Faith Story, part iv--Orange Chairs and the Holy Spirit

Do we really want to talk about high school? I don't. As an earlier generation of authors would say, gentle reader, let's draw a veil over that period, shall we?

Thankfully I did have some best friends, one of whom happened to be a fellow Episcopalian. By now we had moved to the suburbs, but we still went to church in the city. But my friend started taking me to youth group. What a revelation! People talked about their faith We played games and sat on the floor of people's houses. The curate wore jeans. Such a different experience entirely on Wednesday evenings from what was going on in my Sunday life.

Many times in my life I've found myself straddling two cultures. That was certainly one of those times.

It never occurred to me to stop going to church with my parents. I didn't have that much of an outward rebellious nature (I preferred passive aggressive stuff). And I did have a commitment to that Sunday School. And I was loved. Even if, by now, I was realizing it was odd.

One of the reasons I absolutely believe that there is something objectively happening in Holy Communion besides our intent is that I was formed by that experience of worship. In so many ways, my childhood experience of faith failed so many tests, and yet I know I was formed. I kept wanting something MORE.

It was during those years I had my first experience of the Holy Spirit guiding me. Those were not words I used then, nor did I figure it out until much later (probably while working on some version of THE STORY).

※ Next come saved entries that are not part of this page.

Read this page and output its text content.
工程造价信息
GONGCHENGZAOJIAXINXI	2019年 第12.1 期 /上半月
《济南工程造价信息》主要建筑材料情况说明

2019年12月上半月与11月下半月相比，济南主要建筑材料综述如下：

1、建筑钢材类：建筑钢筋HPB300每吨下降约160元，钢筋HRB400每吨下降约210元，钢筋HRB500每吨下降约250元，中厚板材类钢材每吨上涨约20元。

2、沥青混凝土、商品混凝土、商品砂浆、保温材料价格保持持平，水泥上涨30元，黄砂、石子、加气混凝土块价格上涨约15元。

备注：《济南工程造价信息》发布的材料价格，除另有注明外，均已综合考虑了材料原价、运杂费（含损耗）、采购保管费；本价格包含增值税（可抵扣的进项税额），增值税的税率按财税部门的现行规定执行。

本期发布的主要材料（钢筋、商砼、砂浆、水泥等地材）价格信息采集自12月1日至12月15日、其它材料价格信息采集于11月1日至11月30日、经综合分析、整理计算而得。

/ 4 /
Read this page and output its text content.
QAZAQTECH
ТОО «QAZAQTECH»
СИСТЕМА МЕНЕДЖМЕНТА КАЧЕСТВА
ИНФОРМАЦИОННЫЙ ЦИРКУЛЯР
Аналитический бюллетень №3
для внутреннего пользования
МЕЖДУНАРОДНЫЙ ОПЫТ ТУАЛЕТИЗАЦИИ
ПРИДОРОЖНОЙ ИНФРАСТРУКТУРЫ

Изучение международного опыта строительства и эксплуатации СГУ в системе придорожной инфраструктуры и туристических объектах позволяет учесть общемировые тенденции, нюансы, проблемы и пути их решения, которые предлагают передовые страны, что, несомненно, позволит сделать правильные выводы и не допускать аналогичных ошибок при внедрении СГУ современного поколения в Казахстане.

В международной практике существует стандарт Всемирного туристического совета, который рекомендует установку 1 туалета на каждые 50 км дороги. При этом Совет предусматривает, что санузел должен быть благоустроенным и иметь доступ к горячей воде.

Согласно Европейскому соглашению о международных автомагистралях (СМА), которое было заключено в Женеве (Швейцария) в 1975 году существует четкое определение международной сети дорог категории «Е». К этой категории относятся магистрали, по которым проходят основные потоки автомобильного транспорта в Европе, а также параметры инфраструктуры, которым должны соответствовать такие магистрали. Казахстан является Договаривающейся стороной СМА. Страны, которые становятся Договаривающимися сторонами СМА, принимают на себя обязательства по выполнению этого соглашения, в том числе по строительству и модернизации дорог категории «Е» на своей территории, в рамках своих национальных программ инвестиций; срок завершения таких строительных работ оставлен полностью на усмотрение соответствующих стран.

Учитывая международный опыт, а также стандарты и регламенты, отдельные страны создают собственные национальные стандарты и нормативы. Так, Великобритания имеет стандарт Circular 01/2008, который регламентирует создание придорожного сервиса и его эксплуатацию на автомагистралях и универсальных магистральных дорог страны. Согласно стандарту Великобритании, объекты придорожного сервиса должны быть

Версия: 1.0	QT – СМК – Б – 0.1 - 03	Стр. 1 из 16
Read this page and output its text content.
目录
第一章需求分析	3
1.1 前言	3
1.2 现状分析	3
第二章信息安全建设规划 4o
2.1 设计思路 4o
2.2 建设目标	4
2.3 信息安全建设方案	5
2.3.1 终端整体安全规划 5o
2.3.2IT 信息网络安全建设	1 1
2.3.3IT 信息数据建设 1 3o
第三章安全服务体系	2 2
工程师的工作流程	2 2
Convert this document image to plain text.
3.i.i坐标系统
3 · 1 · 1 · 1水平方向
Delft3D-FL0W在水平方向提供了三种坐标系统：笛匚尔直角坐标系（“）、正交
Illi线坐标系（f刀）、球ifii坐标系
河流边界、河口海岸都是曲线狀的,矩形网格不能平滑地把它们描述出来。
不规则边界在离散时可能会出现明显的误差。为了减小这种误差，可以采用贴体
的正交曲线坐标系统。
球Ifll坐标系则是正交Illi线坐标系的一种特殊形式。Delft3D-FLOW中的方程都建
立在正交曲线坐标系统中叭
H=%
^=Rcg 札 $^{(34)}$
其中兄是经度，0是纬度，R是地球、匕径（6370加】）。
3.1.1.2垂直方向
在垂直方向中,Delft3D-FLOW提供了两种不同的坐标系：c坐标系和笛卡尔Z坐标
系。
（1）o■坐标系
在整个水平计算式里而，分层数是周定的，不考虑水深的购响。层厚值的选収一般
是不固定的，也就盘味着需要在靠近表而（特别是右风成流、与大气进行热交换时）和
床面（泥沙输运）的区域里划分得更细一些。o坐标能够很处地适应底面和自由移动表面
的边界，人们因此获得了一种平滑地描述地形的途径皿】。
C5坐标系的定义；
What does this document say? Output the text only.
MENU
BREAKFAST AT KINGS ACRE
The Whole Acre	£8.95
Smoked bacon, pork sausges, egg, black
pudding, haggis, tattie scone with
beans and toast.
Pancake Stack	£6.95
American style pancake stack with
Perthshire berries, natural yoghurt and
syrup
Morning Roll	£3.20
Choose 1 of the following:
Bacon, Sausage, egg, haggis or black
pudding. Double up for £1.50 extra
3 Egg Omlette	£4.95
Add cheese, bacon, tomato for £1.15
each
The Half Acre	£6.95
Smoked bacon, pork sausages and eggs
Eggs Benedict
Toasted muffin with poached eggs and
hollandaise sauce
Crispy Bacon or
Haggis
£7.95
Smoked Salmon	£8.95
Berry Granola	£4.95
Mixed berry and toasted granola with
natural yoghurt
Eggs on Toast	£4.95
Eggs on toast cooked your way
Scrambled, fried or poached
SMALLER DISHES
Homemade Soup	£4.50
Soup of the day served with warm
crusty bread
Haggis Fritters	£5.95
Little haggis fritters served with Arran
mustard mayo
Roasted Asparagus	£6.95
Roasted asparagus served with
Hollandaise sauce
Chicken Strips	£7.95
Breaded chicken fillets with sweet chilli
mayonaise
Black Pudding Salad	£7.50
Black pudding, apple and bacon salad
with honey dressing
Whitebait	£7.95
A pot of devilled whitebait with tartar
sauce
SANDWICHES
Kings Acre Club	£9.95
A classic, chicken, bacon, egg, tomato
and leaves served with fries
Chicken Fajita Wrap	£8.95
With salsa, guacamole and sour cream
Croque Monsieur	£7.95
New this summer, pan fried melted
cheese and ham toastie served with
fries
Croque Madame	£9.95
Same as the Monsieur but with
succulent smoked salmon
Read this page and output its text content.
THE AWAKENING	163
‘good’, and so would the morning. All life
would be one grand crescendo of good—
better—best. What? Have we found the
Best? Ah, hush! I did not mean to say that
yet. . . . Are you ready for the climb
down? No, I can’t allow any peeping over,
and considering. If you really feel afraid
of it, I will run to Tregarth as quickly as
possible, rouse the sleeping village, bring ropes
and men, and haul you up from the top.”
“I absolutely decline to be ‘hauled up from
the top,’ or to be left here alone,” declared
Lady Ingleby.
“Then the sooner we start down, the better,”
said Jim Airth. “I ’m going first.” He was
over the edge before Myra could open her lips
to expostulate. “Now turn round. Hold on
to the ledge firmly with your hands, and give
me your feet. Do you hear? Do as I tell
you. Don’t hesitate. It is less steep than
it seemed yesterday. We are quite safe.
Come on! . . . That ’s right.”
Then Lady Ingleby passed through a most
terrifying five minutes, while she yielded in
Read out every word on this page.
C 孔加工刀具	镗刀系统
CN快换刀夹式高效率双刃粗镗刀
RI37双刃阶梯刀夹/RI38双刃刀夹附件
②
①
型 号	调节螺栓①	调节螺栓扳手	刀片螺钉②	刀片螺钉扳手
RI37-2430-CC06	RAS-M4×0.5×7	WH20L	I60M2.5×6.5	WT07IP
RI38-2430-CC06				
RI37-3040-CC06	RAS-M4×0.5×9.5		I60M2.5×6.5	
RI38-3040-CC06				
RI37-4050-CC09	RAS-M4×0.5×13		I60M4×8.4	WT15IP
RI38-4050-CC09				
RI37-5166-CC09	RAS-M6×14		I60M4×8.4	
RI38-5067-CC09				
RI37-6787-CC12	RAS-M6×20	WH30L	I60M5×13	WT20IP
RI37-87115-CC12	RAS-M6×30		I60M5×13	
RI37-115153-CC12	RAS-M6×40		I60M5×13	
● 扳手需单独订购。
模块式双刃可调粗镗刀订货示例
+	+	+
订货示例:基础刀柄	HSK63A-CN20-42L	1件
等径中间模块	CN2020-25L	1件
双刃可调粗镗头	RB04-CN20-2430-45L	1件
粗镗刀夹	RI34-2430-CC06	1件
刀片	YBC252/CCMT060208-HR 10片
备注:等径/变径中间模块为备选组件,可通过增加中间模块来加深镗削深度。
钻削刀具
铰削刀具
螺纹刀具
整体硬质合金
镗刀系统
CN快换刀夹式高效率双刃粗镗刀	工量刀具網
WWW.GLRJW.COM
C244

Of all things, it happened to me in the grungy tunnel that connects the underground Undergrad Libary at the University of Illinois with the Main Library. (Why is it underground? You can't throw shade on the corn, of course. No, really). I had visited three colleges in upstate New York because I thought that's where people went to college, right? They were all very nice, but it just didn't feel right.
A friend invited me down to the U of I to take the tour, and there, in the tunnel by the old laminate orange chairs and the vending machines, I knew I was supposed to go to school there.

That was my first instance of trusting the Spirit. And it has also formed my theology of inspirational moments. You can trust them more in a crappy setting. Anyone can feel inspired watching a sunset over the Pacific Ocean. It may even make you want to move to Hawaii/California/Oregon. But when you have the feeling of rightness in the midst of modern institutional architecture, you have a slightly better shot at hearing the Spirit then in just being moved by aesthetics.


At 10:17 AM, Blogger Anna said...

So true, Emily! It's easy for me to feel God's presence when sitting alone out in his creation.

But feeling God's presence when five people are walking abreast on a narrow city sidewalk right in front of me, it's raining, and I'm late for a meeting? MUCH harder!